Cependant, malgré de si flatteuses instances, Isabella quitta Paris. Arrêtée à Lyon par un accident funeste, elle y mourut, comme je l’ai dit. Cet événement fut le signal de la dispersion des Comici Gelosi. Francesco Andreini, frappé dans son affection la plus chère, ne voulut plus traîner sur la scène la rapière de capitan, et ne s’occupa plus du théâtre que comme écrivain[1]. J.-B. Andreini prit la même résolution, qu’il ne tint pas comme son père. Flaminio Scala, fatigué de ses vingt-huit années de travaux dramatiques, quitta la scène pour vaquer à l’impression de ses ouvrages et aider son ami Francesco dans la publication de quelques écrits qu’Isabella avait laissés manuscrits.
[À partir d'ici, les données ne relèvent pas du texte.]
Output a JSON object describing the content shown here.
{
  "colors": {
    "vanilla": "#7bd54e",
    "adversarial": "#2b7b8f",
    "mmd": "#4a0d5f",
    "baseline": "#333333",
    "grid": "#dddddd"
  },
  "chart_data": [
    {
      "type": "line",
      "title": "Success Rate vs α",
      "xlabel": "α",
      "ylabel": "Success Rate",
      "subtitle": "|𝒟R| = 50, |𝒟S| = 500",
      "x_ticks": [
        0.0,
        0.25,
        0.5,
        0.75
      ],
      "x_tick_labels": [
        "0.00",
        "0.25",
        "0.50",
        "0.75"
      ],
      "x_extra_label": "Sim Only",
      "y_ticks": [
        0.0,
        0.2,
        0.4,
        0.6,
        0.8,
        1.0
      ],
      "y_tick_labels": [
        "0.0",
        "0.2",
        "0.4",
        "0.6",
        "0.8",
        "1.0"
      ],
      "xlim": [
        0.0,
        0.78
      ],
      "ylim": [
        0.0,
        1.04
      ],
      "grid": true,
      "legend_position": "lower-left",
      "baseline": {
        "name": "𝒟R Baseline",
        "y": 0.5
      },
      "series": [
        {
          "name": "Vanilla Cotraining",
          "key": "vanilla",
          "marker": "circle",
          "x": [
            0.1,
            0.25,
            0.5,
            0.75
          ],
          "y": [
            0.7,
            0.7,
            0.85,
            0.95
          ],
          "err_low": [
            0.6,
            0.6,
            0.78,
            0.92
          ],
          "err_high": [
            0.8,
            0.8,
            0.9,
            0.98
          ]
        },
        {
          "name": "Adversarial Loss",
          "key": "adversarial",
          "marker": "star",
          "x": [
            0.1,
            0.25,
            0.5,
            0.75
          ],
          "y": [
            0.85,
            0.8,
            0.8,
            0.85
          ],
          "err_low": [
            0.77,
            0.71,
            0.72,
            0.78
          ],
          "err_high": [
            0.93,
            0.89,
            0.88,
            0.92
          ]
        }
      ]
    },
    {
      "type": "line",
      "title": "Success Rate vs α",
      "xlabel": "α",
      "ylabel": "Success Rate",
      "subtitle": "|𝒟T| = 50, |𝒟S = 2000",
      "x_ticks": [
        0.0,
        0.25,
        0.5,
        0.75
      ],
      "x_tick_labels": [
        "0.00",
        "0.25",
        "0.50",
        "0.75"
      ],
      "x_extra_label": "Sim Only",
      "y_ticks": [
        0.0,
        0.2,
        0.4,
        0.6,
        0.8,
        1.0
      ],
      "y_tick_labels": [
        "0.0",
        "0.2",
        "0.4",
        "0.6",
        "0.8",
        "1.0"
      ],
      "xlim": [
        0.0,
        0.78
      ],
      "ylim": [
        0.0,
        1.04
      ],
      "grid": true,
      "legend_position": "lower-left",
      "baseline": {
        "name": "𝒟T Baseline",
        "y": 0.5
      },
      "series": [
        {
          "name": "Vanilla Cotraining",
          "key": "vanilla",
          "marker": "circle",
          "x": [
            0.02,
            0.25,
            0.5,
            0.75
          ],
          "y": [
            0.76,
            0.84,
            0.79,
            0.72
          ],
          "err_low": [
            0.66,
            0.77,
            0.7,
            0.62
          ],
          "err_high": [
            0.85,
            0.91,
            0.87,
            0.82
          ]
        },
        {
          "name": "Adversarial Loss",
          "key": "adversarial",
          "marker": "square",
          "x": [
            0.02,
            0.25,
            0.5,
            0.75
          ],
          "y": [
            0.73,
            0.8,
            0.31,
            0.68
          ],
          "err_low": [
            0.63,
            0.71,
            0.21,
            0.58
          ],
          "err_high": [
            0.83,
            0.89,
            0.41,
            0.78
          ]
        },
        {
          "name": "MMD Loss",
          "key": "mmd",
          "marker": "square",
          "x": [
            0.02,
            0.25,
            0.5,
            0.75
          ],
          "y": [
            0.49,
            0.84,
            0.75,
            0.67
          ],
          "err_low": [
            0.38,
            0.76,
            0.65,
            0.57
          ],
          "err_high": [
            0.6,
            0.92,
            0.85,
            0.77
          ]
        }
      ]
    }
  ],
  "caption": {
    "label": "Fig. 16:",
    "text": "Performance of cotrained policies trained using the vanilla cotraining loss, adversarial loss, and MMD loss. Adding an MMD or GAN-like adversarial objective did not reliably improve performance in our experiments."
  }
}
Le reste de la troupe se dispersa : les uns s’associèrent aux Comici Uniti, les autres aux Confidenti ; mais la véritable héritière de la gloire des Gelosi fut une compagnie nouvelle, dont aucun des historiens du théâtre italien en France n’a même prononcé le nom, quoiqu’elle ait, pendant quarante-sept ans, brillé du plus vif éclat dans toute l’Europe ; je veux parler de la troupe des Comici Fedeli, dont J.-B. Andreini prit la conduite vers 1605, et qui, plusieurs fois renouvelée, ne se sépara qu’en 1652, lorsqu’enfin le poids des années força son actif directeur à dire un adieu définitif au théâtre. Les principaux acteurs de cette compagnie pendant les vingt premières années de son existence furent Gio.-Paolo Fabri, qui avait commencé à se distinguer dans la troupe des Comici Uniti, sous le nom de Flaminio ; Niccolo Barbieri, qui rendit si célèbres le masque et le nom de Beltrame, et qui, vers 1625, devint aussi directeur de troupe ; une jeune et belle Milanaise, Verginia Ramponi, que J.-B. Andreini avait épousée en 1601, à Milan,

  1. Le Quadrio et les écrivains qui l’ont suivi ont gravement erré en disant que Fr. Andreini prit le rôle de capitan après la mort de sa femme ; c’est le contraire. Parmi les ouvrages que Francesco a publiés depuis sa sortie du théâtre, le plus remarquable est intitulé Le Bravure del capitano Spavento. La première partie parut en 1607 et la seconde en 1618 ; la première partie fut traduite en français presque aussitôt après sa publication sous le titre de les Bravacheries du capitaine Spavento. J’ai sous les yeux une édition du texte imprimé à Venise, en 1621, ornée d’un portrait de l’auteur.